Una vez más tienen que venir de fuera para subrayar las enormes fallas de nuestro sistema tectónico sanitario, lo que nos debería llevar a una reflexión colectiva y a un conjunto de acciones que movilicen a los burócratas, profesionales, medios de comunicación (incluidas las redes sociales, con gran alcance en la actualidad), familiares, amistades y todo el entorno de las personas con sufrimiento psicológico/psíquico.

Quienes teóricamente nos representan bien podrían llamarse “Nada”, como el libro de la gran Carmen Laforet. Saben que habitamos los márgenes y pretenden que sigamos ahí, con nuestras familias y amistades sufriendo, padeciendo en medio de un atronador y acusatorio silencio.

Aun así, y aunque no lo pueda parecer por mis palabras, hay esperanza en medio de tanto desierto. El asociacionismo, la militancia activa, la presencia en medios (los tradicionales y los tecnológicos), las manifestaciones, reivindicaciones y celebraciones de fechas (como el 10 de octubre, día mundial en defensa de la salud mental) nos permiten luchar contra el estigma, y, por qué no reconocerlo, contra el auto-estigma. También suponen espacios a favor de nuestra visibilización, contribuyendo a la sociedad, abriendo caminos de ida y vuelta, de doble dirección, que mejoren nuestro presente y nuestro futuro.

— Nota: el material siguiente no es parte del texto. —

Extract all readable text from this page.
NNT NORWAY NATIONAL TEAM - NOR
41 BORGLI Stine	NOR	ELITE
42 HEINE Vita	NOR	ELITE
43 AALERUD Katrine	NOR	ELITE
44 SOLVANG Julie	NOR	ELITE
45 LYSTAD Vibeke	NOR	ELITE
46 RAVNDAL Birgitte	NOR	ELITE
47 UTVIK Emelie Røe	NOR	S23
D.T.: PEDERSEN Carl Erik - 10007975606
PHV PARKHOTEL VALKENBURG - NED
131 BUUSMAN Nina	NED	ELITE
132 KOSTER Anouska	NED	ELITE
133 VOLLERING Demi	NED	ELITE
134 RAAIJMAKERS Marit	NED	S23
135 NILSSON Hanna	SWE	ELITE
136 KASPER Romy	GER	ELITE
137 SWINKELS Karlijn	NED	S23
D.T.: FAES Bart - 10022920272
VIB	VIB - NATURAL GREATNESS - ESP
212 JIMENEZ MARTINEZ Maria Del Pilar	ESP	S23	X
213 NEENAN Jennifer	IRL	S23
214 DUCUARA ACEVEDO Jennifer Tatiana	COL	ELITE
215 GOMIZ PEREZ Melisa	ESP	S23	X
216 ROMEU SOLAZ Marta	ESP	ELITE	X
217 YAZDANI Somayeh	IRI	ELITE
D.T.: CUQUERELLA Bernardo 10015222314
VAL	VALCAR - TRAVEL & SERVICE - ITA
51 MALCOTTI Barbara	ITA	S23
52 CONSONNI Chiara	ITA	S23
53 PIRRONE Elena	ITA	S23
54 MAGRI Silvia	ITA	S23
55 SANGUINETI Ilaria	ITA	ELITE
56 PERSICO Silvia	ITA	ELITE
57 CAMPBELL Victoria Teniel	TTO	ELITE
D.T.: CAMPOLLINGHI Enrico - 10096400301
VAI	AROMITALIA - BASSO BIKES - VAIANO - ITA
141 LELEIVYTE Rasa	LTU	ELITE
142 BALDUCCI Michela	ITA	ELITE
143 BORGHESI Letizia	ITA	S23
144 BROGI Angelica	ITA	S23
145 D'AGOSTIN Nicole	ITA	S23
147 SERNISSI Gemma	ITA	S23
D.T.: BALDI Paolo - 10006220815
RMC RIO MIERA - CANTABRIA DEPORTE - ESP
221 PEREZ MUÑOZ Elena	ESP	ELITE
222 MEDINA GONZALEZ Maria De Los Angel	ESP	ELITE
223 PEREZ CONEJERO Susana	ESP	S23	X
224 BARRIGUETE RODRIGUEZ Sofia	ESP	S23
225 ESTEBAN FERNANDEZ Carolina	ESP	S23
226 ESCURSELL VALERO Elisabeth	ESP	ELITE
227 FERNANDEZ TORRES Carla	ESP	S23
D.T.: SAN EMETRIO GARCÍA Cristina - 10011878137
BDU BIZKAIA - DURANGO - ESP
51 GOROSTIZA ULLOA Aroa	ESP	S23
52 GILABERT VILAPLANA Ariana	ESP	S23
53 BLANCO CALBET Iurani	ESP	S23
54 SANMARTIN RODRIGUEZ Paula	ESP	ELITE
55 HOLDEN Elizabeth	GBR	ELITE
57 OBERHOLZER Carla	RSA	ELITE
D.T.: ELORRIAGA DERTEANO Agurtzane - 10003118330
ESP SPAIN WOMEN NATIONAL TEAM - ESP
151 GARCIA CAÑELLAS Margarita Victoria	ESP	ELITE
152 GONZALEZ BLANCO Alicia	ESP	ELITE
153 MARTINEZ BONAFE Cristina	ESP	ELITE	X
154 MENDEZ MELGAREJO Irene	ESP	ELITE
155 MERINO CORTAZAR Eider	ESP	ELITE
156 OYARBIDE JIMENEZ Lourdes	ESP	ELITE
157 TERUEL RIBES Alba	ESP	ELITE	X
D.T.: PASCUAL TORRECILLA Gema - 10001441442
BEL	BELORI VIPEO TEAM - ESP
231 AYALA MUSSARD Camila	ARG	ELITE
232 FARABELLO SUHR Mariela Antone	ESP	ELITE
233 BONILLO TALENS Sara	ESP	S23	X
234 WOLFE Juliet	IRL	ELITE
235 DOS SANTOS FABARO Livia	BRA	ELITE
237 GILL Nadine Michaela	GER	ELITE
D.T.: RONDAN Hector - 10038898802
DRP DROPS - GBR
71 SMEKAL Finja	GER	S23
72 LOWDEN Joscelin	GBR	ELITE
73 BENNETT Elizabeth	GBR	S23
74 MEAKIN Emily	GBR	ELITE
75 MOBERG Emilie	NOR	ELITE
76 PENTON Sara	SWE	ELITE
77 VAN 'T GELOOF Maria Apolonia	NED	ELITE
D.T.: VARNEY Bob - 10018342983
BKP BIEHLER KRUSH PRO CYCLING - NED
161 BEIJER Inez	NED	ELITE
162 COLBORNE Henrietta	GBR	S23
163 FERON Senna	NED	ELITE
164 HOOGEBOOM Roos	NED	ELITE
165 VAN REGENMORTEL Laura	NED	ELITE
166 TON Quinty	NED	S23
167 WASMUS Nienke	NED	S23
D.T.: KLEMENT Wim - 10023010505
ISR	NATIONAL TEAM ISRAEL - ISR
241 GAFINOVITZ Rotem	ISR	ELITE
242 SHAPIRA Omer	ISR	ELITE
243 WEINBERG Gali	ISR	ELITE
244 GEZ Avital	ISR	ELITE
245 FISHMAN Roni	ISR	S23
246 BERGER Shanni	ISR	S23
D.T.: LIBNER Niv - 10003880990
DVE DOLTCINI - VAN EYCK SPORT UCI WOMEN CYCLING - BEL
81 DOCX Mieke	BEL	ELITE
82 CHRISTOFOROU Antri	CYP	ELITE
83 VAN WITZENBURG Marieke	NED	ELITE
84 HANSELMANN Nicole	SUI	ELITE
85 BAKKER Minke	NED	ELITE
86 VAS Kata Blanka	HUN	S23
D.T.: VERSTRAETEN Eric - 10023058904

Considero que necesitamos hacer un ejercicio para reafirmarnos, invitando al resto de mundos a nuestro mundo verde, un mundo del que solo se ha difundido una imagen distorsionada de los momentos en los que nos rompemos dejando fuera del relato, la realidad de todo lo que somos.

En mi caso la institucionalización del diagnóstico trajo consigo la discontinuidad en el tratamiento, la negación familiar a la realidad, la medicalización sistemática de todo el trayecto vital con control sanitario, sin recibir la suficiente pedagogía en el ámbito doméstico parental, la explosión de dos brotes y el internamiento.

Un extraño creció dentro de mí hasta que pude llegar a conocerlo, tratar con él, hablar con él, dormir con él. Pasé de sentir a mi familia como un chivo expiatorio de todas las situaciones conspiranoicas que me ocurrían (reales y/o supuestas) a poder expresarme gracias a buenos profesionales y buenas amistades. Abracé la esperanza. Había gente que me quería pero que no disponían de herramientas para lidiar con una situación totalmente desconocida. El tiempo, la información, el encontrar mi propia voz, no solo me ayudó a mí, sino a esa gente que deseaba acompañarme y no sabía cómo.

Siempre queda una grieta en medio del vergel por la que crecer. Albert Espinosa bautiza su experiencia con el cáncer como “Mundo amarillo”  en un libro donde, a pesar de todo, transmite vitalismo. Yo bautizo mi realidad como “Mundo verde” para narrar mi experiencia con la esquizofrenia y más ampliamente con las enfermedades mentales. Mi grieta, el  verde, color de la esperanza y de la madre tierra, envía un mensaje de empoderamiento y sentido crítico a todas las personas que han pasado, pasan o pasarán por algún tipo de sufrimiento psicológico/psíquico.

Como Albert Espinosa guardamos anhelos, sinsabores, frustraciones, que nos urgen abrazar, identificar y analizar, para coexistir con las demás personas y existir con nosotras mismas. Somos esas que están fuera de los esquemas normativos de una sociedad plagada de modelos sobre cómo ser. Ante este panorama, es importante posicionarnos y entregar nuestras fuerzas por este mundo de mundos, con colores diferentes, que no son ninguna amenaza sino muchas posibilidades. El sistema público tiene que girarse y mirarnos dejando de lado todas esas excusas de burócratas y profesionales expertos de la “nada”.

No vamos a engañarnos, es complicado, tenemos delante mucho trabajo, pero sigo creyendo en esa grieta, en mí como persona que desea visibilizarse mostrando este mundo verde que hay que escuchar, sin prisas, sin palabras enrevesadas basadas en juicios moralistas.

 

Nota del autor: El color verde viene usándose como símbolo de la salud mental.